Ingredients:
- 2 naan breads (pre-made)
- 400 grams (14 ounces) salmon fillets
- 1 tbsp curry paste (tikka masala, rogan josh, or similar)
- 1 tbsp oil (vegetable, canola, or olive oil)
- 1 ½ cucumbers
- 1 red chilli
- 1 lemon
- 4 tbsp plain yogurt (full-fat or low-fat, Greek or natural)
- Salt and freshly ground black pepper, to taste
Instructions:
- Brush the curry paste evenly over both sides of the salmon fillets.
- Finely chop the cucumber and chilli (remove seeds for less heat). Combine them in a bowl with the yogurt. Squeeze in the juice of half the lemon (reserve the other half). Season with salt and pepper to taste. Mix well.

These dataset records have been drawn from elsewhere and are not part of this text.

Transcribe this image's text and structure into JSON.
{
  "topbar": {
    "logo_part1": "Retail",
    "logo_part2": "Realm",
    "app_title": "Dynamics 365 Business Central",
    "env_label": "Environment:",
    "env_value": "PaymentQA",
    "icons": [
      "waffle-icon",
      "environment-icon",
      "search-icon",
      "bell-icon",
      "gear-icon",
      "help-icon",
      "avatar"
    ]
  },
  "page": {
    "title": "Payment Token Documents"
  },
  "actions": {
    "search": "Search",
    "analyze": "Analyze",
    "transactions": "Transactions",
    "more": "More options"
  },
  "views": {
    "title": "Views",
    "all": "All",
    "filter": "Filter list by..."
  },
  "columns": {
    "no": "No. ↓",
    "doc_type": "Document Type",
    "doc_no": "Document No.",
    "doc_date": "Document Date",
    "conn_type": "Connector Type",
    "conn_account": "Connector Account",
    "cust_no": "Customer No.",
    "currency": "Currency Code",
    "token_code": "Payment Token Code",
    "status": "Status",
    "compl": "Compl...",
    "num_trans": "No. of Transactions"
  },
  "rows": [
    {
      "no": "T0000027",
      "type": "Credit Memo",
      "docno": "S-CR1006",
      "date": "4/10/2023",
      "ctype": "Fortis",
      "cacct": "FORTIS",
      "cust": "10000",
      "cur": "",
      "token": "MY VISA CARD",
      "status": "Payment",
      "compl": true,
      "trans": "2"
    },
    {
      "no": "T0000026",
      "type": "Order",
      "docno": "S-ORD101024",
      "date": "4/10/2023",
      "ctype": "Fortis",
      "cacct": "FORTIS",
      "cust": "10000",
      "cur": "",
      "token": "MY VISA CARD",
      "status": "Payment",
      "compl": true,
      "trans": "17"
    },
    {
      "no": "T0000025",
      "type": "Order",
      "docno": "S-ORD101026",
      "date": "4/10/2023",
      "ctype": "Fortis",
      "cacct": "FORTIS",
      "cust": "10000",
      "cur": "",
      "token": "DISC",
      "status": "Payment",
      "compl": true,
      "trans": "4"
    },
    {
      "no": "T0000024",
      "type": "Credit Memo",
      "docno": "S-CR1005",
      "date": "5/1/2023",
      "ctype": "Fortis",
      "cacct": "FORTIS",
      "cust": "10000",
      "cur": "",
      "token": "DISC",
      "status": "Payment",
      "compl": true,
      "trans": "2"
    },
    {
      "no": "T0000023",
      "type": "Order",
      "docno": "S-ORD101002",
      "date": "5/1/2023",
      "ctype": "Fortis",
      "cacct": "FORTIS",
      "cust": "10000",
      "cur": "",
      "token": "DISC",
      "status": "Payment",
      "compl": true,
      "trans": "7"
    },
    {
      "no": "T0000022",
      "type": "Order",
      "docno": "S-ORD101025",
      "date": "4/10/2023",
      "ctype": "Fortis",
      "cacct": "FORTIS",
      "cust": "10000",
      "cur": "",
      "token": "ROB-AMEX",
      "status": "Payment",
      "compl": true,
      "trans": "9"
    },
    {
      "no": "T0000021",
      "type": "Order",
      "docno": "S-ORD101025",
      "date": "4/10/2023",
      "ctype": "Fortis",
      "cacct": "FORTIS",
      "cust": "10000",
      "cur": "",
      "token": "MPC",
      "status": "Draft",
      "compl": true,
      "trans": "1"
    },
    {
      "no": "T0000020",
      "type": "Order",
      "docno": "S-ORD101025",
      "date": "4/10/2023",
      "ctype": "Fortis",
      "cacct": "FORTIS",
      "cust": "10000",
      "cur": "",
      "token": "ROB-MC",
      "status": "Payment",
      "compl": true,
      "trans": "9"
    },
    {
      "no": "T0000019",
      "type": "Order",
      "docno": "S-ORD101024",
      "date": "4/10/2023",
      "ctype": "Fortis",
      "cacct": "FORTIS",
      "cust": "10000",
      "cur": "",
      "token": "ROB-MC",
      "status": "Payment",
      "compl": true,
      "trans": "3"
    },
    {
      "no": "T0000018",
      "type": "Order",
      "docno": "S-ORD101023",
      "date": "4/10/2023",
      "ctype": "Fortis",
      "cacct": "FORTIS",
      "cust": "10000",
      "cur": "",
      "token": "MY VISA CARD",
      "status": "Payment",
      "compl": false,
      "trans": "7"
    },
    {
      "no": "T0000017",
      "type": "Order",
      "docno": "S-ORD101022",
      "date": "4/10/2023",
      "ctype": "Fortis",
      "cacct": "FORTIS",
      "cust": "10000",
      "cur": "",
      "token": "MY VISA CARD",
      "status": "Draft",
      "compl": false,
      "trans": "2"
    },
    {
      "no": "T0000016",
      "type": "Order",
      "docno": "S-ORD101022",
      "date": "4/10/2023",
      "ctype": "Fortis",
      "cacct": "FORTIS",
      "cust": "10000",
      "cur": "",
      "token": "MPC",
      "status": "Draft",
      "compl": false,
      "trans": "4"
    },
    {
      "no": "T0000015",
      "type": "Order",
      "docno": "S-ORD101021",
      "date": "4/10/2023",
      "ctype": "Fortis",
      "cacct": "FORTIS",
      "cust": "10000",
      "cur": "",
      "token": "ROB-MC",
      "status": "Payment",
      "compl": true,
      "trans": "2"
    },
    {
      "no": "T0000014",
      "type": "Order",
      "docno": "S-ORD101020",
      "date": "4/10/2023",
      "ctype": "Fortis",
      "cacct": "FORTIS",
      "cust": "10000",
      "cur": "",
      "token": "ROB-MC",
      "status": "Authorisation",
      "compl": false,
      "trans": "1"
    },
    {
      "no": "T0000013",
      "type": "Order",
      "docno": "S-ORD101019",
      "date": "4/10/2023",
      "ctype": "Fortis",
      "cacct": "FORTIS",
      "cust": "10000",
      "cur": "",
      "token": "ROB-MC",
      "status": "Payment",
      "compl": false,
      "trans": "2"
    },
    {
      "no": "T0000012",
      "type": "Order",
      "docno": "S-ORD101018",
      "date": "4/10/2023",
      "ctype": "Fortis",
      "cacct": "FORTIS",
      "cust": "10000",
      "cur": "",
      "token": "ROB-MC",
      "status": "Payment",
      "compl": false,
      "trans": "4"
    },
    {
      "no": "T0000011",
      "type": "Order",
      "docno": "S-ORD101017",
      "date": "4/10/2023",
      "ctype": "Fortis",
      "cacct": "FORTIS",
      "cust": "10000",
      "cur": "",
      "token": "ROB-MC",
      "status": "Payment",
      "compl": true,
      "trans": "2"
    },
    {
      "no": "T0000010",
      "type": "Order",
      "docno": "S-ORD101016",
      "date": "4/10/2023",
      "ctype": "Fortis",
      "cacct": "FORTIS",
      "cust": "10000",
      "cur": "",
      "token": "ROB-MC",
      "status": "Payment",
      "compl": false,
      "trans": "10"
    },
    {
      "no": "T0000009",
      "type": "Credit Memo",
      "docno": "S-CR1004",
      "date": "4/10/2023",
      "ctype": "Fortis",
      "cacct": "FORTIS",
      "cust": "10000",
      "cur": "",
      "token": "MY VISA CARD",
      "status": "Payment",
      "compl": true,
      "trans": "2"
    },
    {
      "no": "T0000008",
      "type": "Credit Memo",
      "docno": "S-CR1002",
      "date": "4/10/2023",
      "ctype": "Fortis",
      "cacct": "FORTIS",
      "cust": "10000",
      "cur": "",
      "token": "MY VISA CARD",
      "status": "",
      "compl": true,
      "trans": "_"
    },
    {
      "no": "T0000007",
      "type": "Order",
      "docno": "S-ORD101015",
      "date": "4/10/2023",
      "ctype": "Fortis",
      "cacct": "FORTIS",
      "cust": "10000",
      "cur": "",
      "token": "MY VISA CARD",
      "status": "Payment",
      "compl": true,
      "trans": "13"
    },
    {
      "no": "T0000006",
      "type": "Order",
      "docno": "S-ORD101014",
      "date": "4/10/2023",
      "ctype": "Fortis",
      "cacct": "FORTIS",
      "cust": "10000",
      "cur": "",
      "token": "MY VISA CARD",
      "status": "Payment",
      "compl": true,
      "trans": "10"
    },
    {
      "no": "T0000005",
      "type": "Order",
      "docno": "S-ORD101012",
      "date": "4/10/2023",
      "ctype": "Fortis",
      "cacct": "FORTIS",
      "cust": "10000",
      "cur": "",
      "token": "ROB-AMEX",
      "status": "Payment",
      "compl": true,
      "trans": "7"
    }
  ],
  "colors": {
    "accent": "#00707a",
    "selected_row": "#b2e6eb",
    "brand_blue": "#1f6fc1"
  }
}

- Warm the naan breads in the oven according to package instructions. Alternatively, toast them lightly.
- Heat the oil in a frying pan over medium-high heat. Cook the salmon for about 2 minutes per side, or until cooked through and easily flakes with a fork. The internal temperature should reach 145°F (63°C).
- Place each cooked salmon fillet on a warm naan bread. Top generously with the cucumber-chilli raita. Squeeze over a little extra lemon juice (from the reserved half). Serve immediately.